Definition einer Raubkopie
Fabian Keil hat eine sehr einleuchtende Definition des Begriffes "Raubkopie":
"StGB §249: Raub (1) Wer mit Gewalt gegen eine Person oder unter Anwendung von Drohungen mit gegenwärtiger Gefahr für Leib oder Leben eine fremde bewegliche Sache einem anderen in der Absicht wegnimmt, (...)"
Wenn man eine Audio-CD oder einen Film besitzt, und sich – wie es das Urheberrecht eindeutig erlaubt (eventuelle Einschränkungen werden weiter unten behandelt) – nun eine Kopie erstellt, dann ist das weder eine Anwendung von Drohungen, noch gefährdet man damit Leib oder Leben von anderen. Man eignet sich nichts rechtswidrig an, und mit einer Freiheitsstrafe muss man auch nicht rechnen.

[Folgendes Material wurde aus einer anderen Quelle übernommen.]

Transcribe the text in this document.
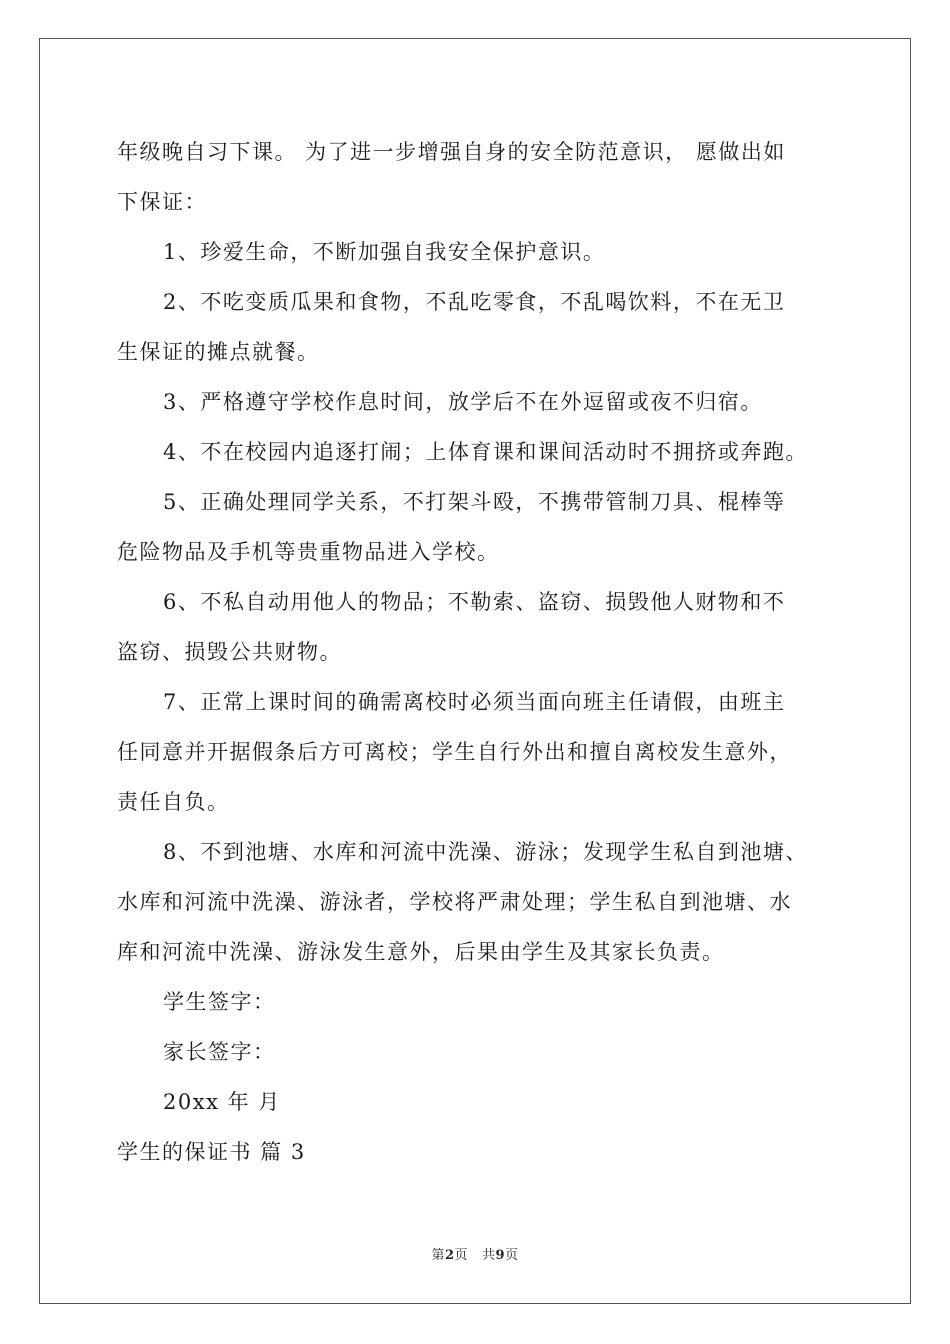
年级晚自习下课。 为了进一步增强自身的安全防范意识， 愿做出如
下保证：
1、珍爱生命，不断加强自我安全保护意识。
2、不吃变质瓜果和食物，不乱吃零食，不乱喝饮料，不在无卫
生保证的摊点就餐。
3、严格遵守学校作息时间，放学后不在外逗留或夜不归宿。
4、不在校园内追逐打闹；上体育课和课间活动时不拥挤或奔跑。
5、正确处理同学关系，不打架斗殴，不携带管制刀具、棍棒等
危险物品及手机等贵重物品进入学校。
6、不私自动用他人的物品；不勒索、盗窃、损毁他人财物和不
盗窃、损毁公共财物。
7、正常上课时间的确需离校时必须当面向班主任请假，由班主
任同意并开据假条后方可离校；学生自行外出和擅自离校发生意外，
责任自负。
8、不到池塘、水库和河流中洗澡、游泳；发现学生私自到池塘、
水库和河流中洗澡、游泳者，学校将严肃处理；学生私自到池塘、水
库和河流中洗澡、游泳发生意外，后果由学生及其家长负责。
学生签字：
家长签字：
20xx 年 月
学生的保证书 篇 3
第2页 共9页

Folglich handelt es sich dabei auch nicht um einen Raub, der Begriff Raubkopie muss also etwas anderes bedeuten. (...)"
Eine Raubkopie wäre demnach höchstens die Nachahmung (Kopie) eines Raubes und damit urheberrechtlich völlig bedenkenlos - denn die Art und Weise, wie man jemanden überfällt und ausraubt, ist (gottseidank!) noch nicht urhebeerrechtlich schützbar oder gar patentierbar - und schon gar nicht nachahmenswert.